As a rough rule, oncologists have limited postgraduate education in palliative care, and palliative care specialists (who may have postgraduate training varying from country to country) are not consistently required to have oncology training. As a consequence, misconceptions and differences in opinions as to what is defined as appropriate care for the individual patient may impede patient-centred care. Similarly, lack of knowledge and insight into oncology (the tumour-directed treatment) among palliative care specialists and lack of understanding of palliative and supportive care among oncologists may hinder optimal collaboration.
We propose that rotations to palliative care units or teams should be compulsory during oncology training, and that oncology rotations should be compulsory during palliative care training. Doctors trained in both oncology and palliative care (palliative oncologists) may serve as facilitators for optimal integrated care, advocating supportive and palliative care for their oncology colleagues and vice versa. Continued medical education in ‘palliative/supportive oncology’ – or indeed patientcentred care – for both specialties should be encouraged. Research in palliation provides oncologists with the opportunity of ‘evidence-based’ best practice and the cooperation between oncologists and palliative care specialists in common research projects should also be encouraged. An international common curriculum in palliative care training, describing mandatory learning goals in essential features of palliative care, should be developed. Such a curriculum could include compulsory rotations in oncology.
Communication is essential for all clinicians and even more so for oncologists, who are often confronted with breaking bad news during consultations. Continuous training in communication skills must be provided. Appropriate communication skills promote patient-centred care, prognostic awareness and also lower a physician’s risk of burnout. In addition to breaking bad news, oncologists provide information on prognosis and treatment alternatives to the patient and their caregivers. Patients are expected to be actively involved in the decisions about their anticancer treatment (tumour-centred) and planning of care, how to optimise QoL, etc. (patient-centred care). This process of shared decision-making may often be conducted in collaboration between the oncologist, palliative care specialist, home care personnel and the family practitioner.
Systematic Assessments of Patient Symptoms, Needs, Interventions
During routine consultations, many symptoms are missed or unaddressed. Systematic symptom assessments using a set of standardised tools to ask the patient for his/her needs, symptoms, toxicities and current challenges in everyday life make doctors aware of symptoms and unmet needs otherwise not detected. A selected set of patient-reported outcome measures (PROMs) should be defined as a part of the standard patient assessment in any oncology and/or palliative care unit and utilised at regular intervals, the timing of which should be defined in standardised care pathways (see above). Rather than the traditional individual physician- dependent assessment and referral, this will increase the likelihood of referral and facilitate timely patient-centred interventions based on needs and not only on prognosis. The scores must be documented on demand in the patient’s records.

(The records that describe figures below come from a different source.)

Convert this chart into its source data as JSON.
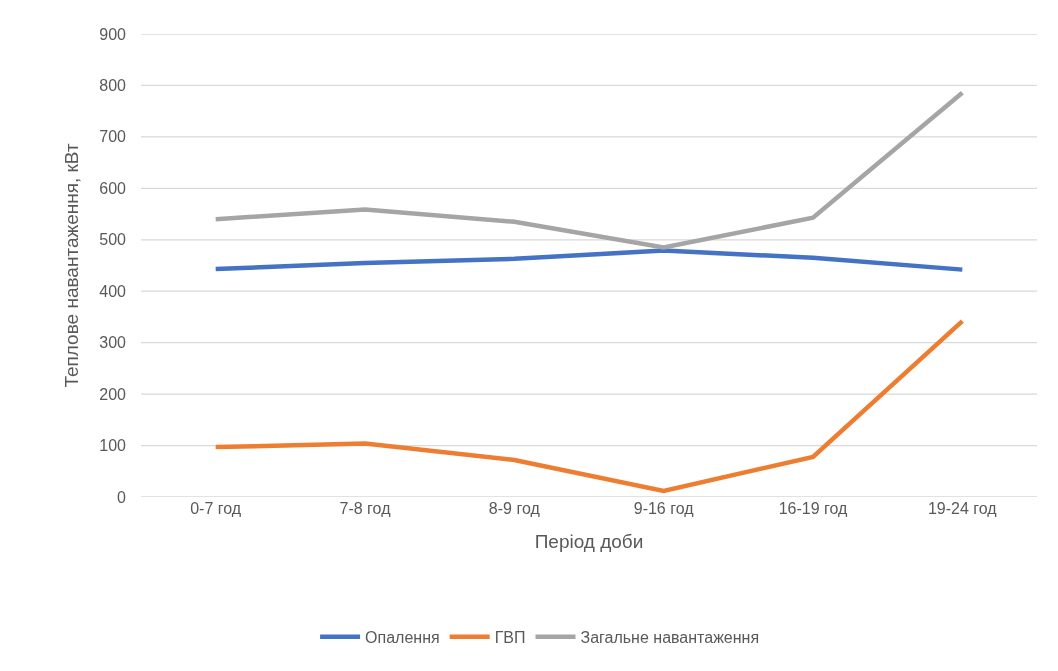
{
  "chart_data": {
    "type": "line",
    "xlabel": "Період доби",
    "ylabel": "Теплове навантаження, кВт",
    "categories": [
      "0-7 год",
      "7-8 год",
      "8-9 год",
      "9-16 год",
      "16-19 год",
      "19-24 год"
    ],
    "series": [
      {
        "name": "Опалення",
        "color": "#4472c4",
        "values": [
          443,
          455,
          463,
          479,
          465,
          442
        ]
      },
      {
        "name": "ГВП",
        "color": "#ed7d31",
        "values": [
          97,
          104,
          72,
          12,
          78,
          342
        ]
      },
      {
        "name": "Загальне навантаження",
        "color": "#a5a5a5",
        "values": [
          540,
          559,
          535,
          485,
          543,
          786
        ]
      }
    ],
    "ylim": [
      0,
      900
    ],
    "yticks": [
      0,
      100,
      200,
      300,
      400,
      500,
      600,
      700,
      800,
      900
    ],
    "grid": "y",
    "legend": "bottom",
    "line_style": "solid"
  }
}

Symptom scores above predefined levels should then always prompt interventions and/or referral to MDTs or palliative care specialists. Adequate, evidence-based interventions according to supportive/palliative care guidelines must follow such assessments, and the effects of the interventions implemented in response to the assessments must again be followed up and assessed systematically.

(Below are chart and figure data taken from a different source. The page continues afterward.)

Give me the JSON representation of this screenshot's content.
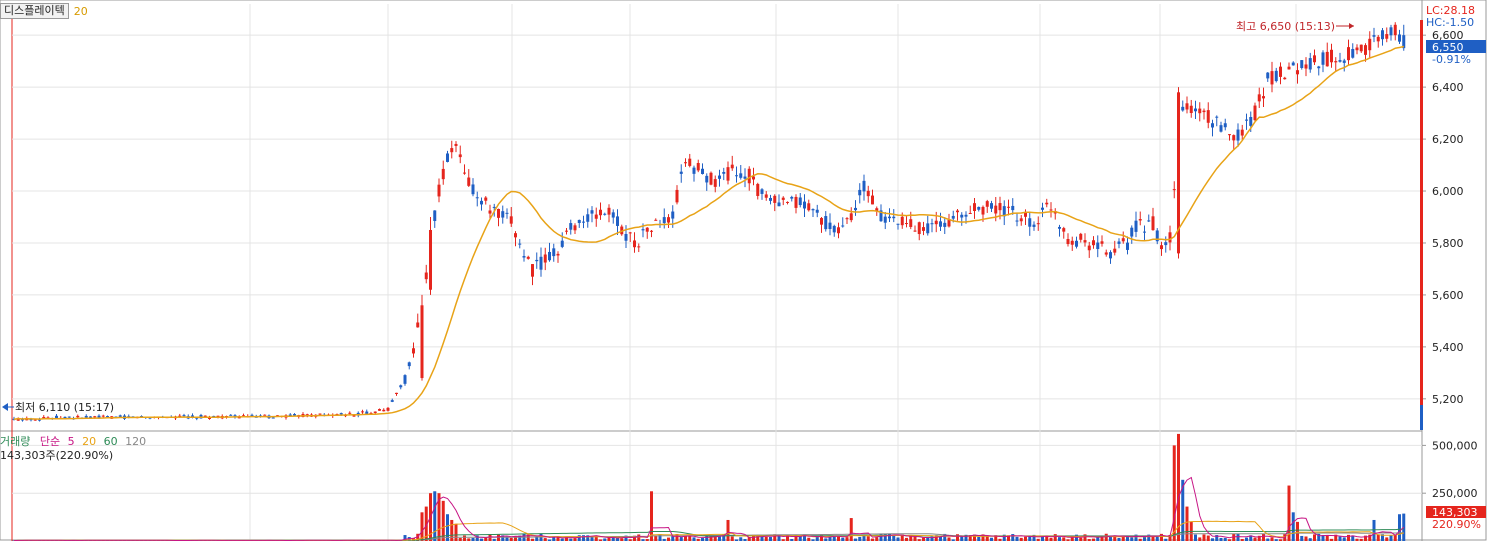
{
  "toolbar": {
    "name": "디스플레이텍",
    "period": "20"
  },
  "price_panel": {
    "lc_label": "LC:28.18",
    "hc_label": "HC:-1.50",
    "current_price": "6,550",
    "change_pct": "-0.91%",
    "high_annotation": "최고 6,650 (15:13)",
    "low_annotation": "최저 6,110 (15:17)",
    "y_ticks": [
      "6,600",
      "6,400",
      "6,200",
      "6,000",
      "5,800",
      "5,600",
      "5,400",
      "5,200"
    ]
  },
  "volume_panel": {
    "legend": {
      "label": "거래량",
      "ma_label": "단순",
      "ma_periods": [
        "5",
        "20",
        "60",
        "120"
      ]
    },
    "current_volume_text": "143,303주(220.90%)",
    "current_volume": "143,303",
    "current_pct": "220.90%",
    "y_ticks": [
      "500,000",
      "250,000"
    ]
  },
  "colors": {
    "up": "#e5251d",
    "down": "#1f5fc4",
    "ma20": "#e8a317",
    "grid": "#e4e4e4",
    "ma5": "#c71585",
    "ma60": "#2e8b57",
    "ma120": "#888888"
  },
  "chart_data": {
    "type": "candlestick",
    "y_range": [
      5080,
      6720
    ],
    "volume_range": [
      0,
      570000
    ],
    "anchors": [
      [
        0,
        5120
      ],
      [
        5,
        5125
      ],
      [
        10,
        5128
      ],
      [
        30,
        5130
      ],
      [
        60,
        5132
      ],
      [
        80,
        5140
      ],
      [
        88,
        5160
      ],
      [
        92,
        5280
      ],
      [
        94,
        5380
      ],
      [
        96,
        5560
      ],
      [
        98,
        5820
      ],
      [
        100,
        6000
      ],
      [
        102,
        6120
      ],
      [
        104,
        6180
      ],
      [
        106,
        6060
      ],
      [
        110,
        5960
      ],
      [
        114,
        5900
      ],
      [
        117,
        5880
      ],
      [
        120,
        5760
      ],
      [
        122,
        5700
      ],
      [
        124,
        5720
      ],
      [
        128,
        5780
      ],
      [
        132,
        5880
      ],
      [
        136,
        5900
      ],
      [
        140,
        5920
      ],
      [
        144,
        5840
      ],
      [
        146,
        5800
      ],
      [
        150,
        5860
      ],
      [
        155,
        5900
      ],
      [
        158,
        6120
      ],
      [
        161,
        6080
      ],
      [
        165,
        6040
      ],
      [
        170,
        6080
      ],
      [
        173,
        6060
      ],
      [
        176,
        5980
      ],
      [
        180,
        5940
      ],
      [
        185,
        5960
      ],
      [
        190,
        5900
      ],
      [
        193,
        5840
      ],
      [
        197,
        5900
      ],
      [
        200,
        6020
      ],
      [
        204,
        5900
      ],
      [
        210,
        5870
      ],
      [
        216,
        5860
      ],
      [
        222,
        5900
      ],
      [
        228,
        5940
      ],
      [
        234,
        5920
      ],
      [
        240,
        5880
      ],
      [
        244,
        5950
      ],
      [
        248,
        5820
      ],
      [
        254,
        5800
      ],
      [
        258,
        5760
      ],
      [
        262,
        5800
      ],
      [
        264,
        5860
      ],
      [
        268,
        5880
      ],
      [
        270,
        5760
      ],
      [
        272,
        5820
      ],
      [
        275,
        6320
      ],
      [
        280,
        6300
      ],
      [
        284,
        6240
      ],
      [
        288,
        6220
      ],
      [
        292,
        6300
      ],
      [
        295,
        6430
      ],
      [
        300,
        6470
      ],
      [
        306,
        6500
      ],
      [
        312,
        6520
      ],
      [
        318,
        6540
      ],
      [
        322,
        6600
      ],
      [
        325,
        6620
      ],
      [
        327,
        6550
      ]
    ],
    "vol_peaks": [
      [
        96,
        150000
      ],
      [
        97,
        180000
      ],
      [
        98,
        250000
      ],
      [
        99,
        260000
      ],
      [
        100,
        250000
      ],
      [
        101,
        210000
      ],
      [
        102,
        140000
      ],
      [
        103,
        110000
      ],
      [
        104,
        90000
      ],
      [
        150,
        260000
      ],
      [
        168,
        110000
      ],
      [
        197,
        120000
      ],
      [
        273,
        500000
      ],
      [
        274,
        560000
      ],
      [
        275,
        320000
      ],
      [
        276,
        180000
      ],
      [
        277,
        100000
      ],
      [
        300,
        290000
      ],
      [
        301,
        150000
      ],
      [
        302,
        100000
      ],
      [
        320,
        110000
      ],
      [
        326,
        140000
      ],
      [
        327,
        143303
      ]
    ]
  }
}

The financial resources allotted to palliative care research are usually low. The developments in tumour-directed treatment approaches lead to cancer being considered more as a chronic disease and give opportunity to incorporate supportive and palliative care research into oncology research programmes. National healthcare authorities must prioritise integrated research programmes and projects specifically. Research areas could be concentrated on three levels:
- System-oriented studies on the implementation of models of care, integration and how to implement evidence-based knowledge;
- Patient-oriented studies to examine symptoms, communication and decision-making; and
- Public health-oriented studies on the external validity of research findings and implementation strategies.